3. Set a large frying pan over a low-medium heat. Add the oil. When hot, add the onion and leeks with a big pinch of salt. Cook for about 10-15 minutes, stirring occasionally, or until soft.

4. Strip the leaves from the thyme straight into the pan.

5. Add the garlic too and cook for 5 minutes, stirring occasionally.

6. Add both kinds of garlic granules, the fresh cranberries, dried apricots and the citrus zest to the pan. Cook, stirring, for 2 minutes.

7. Add the citrus juice and vegetable stock. Bring to a simmer. Turn off the heat.

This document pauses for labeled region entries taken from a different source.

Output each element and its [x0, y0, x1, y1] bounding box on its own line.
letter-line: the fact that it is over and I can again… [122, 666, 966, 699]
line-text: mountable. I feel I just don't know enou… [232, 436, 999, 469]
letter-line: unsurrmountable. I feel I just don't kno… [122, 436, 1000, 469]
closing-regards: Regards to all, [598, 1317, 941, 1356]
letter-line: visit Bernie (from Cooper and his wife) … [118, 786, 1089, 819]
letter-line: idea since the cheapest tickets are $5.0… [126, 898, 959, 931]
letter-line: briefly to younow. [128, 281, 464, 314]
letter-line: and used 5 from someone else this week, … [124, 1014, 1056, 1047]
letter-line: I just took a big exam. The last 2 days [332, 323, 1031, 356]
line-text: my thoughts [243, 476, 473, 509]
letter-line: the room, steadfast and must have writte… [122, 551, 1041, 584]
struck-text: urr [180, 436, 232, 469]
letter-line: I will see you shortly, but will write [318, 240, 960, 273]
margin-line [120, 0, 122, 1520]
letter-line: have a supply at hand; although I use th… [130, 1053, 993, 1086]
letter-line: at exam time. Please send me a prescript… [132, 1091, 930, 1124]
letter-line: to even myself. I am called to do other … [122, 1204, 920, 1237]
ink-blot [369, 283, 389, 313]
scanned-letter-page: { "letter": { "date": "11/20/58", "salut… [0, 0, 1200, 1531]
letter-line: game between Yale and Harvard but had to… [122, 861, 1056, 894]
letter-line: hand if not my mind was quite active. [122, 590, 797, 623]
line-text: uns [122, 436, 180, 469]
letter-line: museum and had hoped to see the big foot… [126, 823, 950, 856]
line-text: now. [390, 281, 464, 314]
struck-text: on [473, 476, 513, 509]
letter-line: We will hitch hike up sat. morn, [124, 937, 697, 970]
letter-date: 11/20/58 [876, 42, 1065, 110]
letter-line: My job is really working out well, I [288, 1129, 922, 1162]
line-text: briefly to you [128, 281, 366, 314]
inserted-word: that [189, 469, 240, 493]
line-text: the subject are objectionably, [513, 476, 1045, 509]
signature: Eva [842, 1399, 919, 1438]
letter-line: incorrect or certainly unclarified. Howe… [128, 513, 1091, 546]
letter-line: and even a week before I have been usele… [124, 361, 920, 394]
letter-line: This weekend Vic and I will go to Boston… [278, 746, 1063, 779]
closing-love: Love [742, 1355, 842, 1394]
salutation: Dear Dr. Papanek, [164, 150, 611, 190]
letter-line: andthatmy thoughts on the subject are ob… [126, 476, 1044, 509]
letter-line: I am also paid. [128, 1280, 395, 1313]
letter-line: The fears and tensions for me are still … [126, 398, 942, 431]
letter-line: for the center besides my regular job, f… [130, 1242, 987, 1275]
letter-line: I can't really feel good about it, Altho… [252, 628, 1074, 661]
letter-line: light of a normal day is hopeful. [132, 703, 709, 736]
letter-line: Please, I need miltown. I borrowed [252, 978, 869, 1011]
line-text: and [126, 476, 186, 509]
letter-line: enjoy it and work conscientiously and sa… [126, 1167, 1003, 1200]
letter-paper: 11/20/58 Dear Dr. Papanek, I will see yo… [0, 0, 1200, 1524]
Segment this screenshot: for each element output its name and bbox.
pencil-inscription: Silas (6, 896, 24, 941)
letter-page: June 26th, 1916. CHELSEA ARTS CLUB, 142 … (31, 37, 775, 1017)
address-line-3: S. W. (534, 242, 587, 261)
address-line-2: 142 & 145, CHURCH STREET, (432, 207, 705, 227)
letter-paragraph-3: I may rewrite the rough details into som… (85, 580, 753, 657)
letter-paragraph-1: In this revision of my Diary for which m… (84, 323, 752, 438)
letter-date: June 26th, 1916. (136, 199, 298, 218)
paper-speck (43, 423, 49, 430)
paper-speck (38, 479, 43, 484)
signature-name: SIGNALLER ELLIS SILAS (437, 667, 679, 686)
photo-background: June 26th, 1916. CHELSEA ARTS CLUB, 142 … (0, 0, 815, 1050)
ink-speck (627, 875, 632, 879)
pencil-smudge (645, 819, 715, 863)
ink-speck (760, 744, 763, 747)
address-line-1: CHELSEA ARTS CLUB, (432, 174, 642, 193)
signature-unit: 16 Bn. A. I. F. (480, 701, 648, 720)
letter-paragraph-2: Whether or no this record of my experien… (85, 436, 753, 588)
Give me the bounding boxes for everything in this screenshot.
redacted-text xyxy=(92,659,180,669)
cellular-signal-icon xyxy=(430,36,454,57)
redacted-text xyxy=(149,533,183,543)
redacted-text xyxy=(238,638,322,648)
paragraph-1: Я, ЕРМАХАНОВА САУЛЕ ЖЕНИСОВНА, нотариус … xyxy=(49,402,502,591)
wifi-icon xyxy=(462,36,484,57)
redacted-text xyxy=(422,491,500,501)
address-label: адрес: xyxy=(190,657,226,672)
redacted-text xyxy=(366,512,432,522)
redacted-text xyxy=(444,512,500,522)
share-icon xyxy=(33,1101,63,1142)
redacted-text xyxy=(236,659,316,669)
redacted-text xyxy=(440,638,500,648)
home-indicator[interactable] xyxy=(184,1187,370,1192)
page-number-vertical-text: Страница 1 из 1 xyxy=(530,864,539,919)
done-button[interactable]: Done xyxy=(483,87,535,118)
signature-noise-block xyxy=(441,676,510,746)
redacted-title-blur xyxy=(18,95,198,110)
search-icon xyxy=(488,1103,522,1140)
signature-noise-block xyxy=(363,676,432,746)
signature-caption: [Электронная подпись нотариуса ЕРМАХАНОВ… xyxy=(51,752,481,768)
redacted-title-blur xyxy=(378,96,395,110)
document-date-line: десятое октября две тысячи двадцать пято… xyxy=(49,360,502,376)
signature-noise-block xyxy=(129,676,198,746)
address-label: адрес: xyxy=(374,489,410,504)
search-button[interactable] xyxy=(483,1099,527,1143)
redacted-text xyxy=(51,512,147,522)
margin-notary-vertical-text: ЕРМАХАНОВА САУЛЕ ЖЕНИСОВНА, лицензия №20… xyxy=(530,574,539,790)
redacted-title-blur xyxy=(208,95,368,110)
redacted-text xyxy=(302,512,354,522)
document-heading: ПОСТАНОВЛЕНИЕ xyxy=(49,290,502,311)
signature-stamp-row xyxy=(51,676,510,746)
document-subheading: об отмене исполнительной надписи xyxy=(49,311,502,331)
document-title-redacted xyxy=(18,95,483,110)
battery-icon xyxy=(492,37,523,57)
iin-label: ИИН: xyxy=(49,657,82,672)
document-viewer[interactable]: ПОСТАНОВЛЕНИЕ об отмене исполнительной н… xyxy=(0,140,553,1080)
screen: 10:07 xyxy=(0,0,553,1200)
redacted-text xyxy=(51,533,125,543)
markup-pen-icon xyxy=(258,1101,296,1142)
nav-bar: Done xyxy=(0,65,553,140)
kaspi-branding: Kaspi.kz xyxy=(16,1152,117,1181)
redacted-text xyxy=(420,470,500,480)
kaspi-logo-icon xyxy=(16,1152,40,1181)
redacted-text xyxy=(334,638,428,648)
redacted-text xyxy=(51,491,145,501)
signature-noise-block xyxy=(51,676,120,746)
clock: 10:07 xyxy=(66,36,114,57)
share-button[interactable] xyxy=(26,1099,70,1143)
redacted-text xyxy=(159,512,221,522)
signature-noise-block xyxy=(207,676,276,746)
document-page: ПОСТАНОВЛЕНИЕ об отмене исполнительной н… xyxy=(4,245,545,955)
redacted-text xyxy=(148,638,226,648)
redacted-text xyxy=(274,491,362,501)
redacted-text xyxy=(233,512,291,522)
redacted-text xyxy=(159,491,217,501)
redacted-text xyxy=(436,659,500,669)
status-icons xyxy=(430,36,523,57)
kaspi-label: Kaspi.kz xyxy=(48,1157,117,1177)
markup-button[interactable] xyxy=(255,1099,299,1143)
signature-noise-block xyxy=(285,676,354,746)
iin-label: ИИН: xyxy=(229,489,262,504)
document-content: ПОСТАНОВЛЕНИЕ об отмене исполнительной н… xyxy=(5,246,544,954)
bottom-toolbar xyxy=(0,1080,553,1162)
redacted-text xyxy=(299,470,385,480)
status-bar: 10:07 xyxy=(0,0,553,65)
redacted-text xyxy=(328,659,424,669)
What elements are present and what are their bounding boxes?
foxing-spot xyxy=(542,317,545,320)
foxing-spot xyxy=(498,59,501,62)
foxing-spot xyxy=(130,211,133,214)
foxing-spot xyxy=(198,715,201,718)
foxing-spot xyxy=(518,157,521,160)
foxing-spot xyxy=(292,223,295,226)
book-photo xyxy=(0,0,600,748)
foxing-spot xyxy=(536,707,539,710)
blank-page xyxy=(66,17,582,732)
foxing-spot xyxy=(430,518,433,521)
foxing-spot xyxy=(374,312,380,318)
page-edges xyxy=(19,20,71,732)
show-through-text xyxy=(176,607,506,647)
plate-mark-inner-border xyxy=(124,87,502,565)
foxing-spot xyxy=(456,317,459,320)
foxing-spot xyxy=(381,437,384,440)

8. Pour the contents of the pan into the mixing bowl and, using a large spoon, mix the bread and the liquid together thoroughly. Taste and see if it needs salt. It likely will – and some black pepper.

9. If your muffin trays are silicone you likely won’t need to grease them. If they’re metal, give them a light grease with some olive oil.

10. Spoon a mound of stuffing into a muffin hole and press it down with a spoon, then pile more on top. Don’t worry if it isn’t neat – the craggy bits are going to crisp up in a pleasing way.

11. Repeat with the rest of the mixture. It should yield about 15 muffins, so you may need to bake it in batches.

12. Place in the centre of the oven and bake for 30 minutes, or until the tops are well browned.

13. Leave to cool completely in the tray before turning out.